Boissonnat tenta une sortie « de gauche » (pour ceux, trop jeunes, qui ne le connaissent pas, Jeannot, ce serait un peu le père spirituel d’Alain Minc), mais aussi de bon sens : « pourquoi ne pas suspendre le bouclier fiscal pour quelques années, cela ferait rentrer quelques milliards ? » Fillon répliqua « pour taxer les riches, encore faudrait-il qu’il y en ait ». C’était envoyé. Boissonnat tenta la riposte en lui balançant dans les dents : « et comment allez-vous améliorer l’emploi des seniors ». Réponse du Premier ministre de la France : « il faudrait mieux intégrer les salariés les plus âgés ». Les quinquas et les immigrés, c’est du pareil au même , faut qu’ils « s’intègrent ». La caméra montra Bernard Thibault, dans le studio d’à côté. Sur ses lèvres on pouvait lire distinctement : « là, il se fout de notre gueule… »
A 21h12, Arlette Chabot s’inquiéta : « vous allez bien leur lâcher quelque chose » aux syndicats ? Du genre : pitié, faites une annonce, sinon l’audimat va creuser le fond de l’océan… Héals, il n’y eu pas d’annonce.
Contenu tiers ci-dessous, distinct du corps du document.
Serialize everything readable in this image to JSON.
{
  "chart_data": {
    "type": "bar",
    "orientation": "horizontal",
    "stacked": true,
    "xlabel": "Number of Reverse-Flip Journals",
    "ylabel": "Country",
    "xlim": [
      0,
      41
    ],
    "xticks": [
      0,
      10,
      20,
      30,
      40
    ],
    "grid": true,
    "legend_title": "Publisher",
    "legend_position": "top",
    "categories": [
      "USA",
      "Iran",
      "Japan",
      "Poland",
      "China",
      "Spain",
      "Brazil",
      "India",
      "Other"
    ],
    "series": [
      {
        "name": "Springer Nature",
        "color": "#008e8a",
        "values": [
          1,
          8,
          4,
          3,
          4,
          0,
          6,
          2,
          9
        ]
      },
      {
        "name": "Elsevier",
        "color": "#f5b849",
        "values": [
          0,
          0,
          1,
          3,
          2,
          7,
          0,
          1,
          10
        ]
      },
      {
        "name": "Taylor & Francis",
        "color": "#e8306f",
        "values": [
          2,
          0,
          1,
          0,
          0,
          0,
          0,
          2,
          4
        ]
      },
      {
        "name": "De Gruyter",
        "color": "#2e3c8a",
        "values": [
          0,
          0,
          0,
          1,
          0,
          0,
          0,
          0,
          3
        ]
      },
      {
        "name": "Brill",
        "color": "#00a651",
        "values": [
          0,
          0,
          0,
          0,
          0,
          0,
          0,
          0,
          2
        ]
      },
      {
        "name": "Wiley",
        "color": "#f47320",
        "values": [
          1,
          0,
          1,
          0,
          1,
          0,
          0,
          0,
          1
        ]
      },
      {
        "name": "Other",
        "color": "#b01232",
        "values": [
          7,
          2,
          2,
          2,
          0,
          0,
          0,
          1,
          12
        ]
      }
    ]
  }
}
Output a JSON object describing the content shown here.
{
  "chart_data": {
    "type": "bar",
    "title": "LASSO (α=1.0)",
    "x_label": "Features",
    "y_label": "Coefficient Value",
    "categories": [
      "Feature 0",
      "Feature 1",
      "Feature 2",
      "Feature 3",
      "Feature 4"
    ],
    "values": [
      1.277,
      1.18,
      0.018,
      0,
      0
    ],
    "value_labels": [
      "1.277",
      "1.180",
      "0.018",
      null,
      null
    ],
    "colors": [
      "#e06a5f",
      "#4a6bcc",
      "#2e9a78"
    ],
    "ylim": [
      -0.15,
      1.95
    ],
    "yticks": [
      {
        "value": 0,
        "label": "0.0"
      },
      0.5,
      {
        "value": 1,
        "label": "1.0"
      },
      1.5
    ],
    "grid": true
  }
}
Pas plus sur une réforme de la réforme des retraites que sur son éventuel départ de Matignon, ni sur le remaniement pourtant annoncé, ni sur le pactole de Bernard Tapie ou le scandale Bettencourt. A 21 h 30, le ron-ron s’arrêta.
Par contraste, Bernard Thibault et François Chérèque apparurent percutants. Représentants de quelque 2,5 millions de manifestants, ils eurent droit à quelques minutes de figuration intelligente. C’était toujours ça de pris.
Ségolène Royal s’installa ensuite dans le fauteuil où François Fillon peinait quelques instants auparavant. Un moment on craignit le pire : « Il n’y a pas de réponse à un problème complexe », dit –elle. Cela semblait reparti pour un tour. Puis elle bifurqua. La présidente de Charentes-Poitou en appela aux mânes de François Mitterrand, racontant le dernier conseil des ministres du défunt président, en 1993 : « Il nous a légué un talisman politique : vous verrez nous dit-il, que la droite fera tout pour remettre en cause la liberté de prendre sa retraite à 60 ans. Vous vous battrez le dos au mur… ». On a failli pleurer.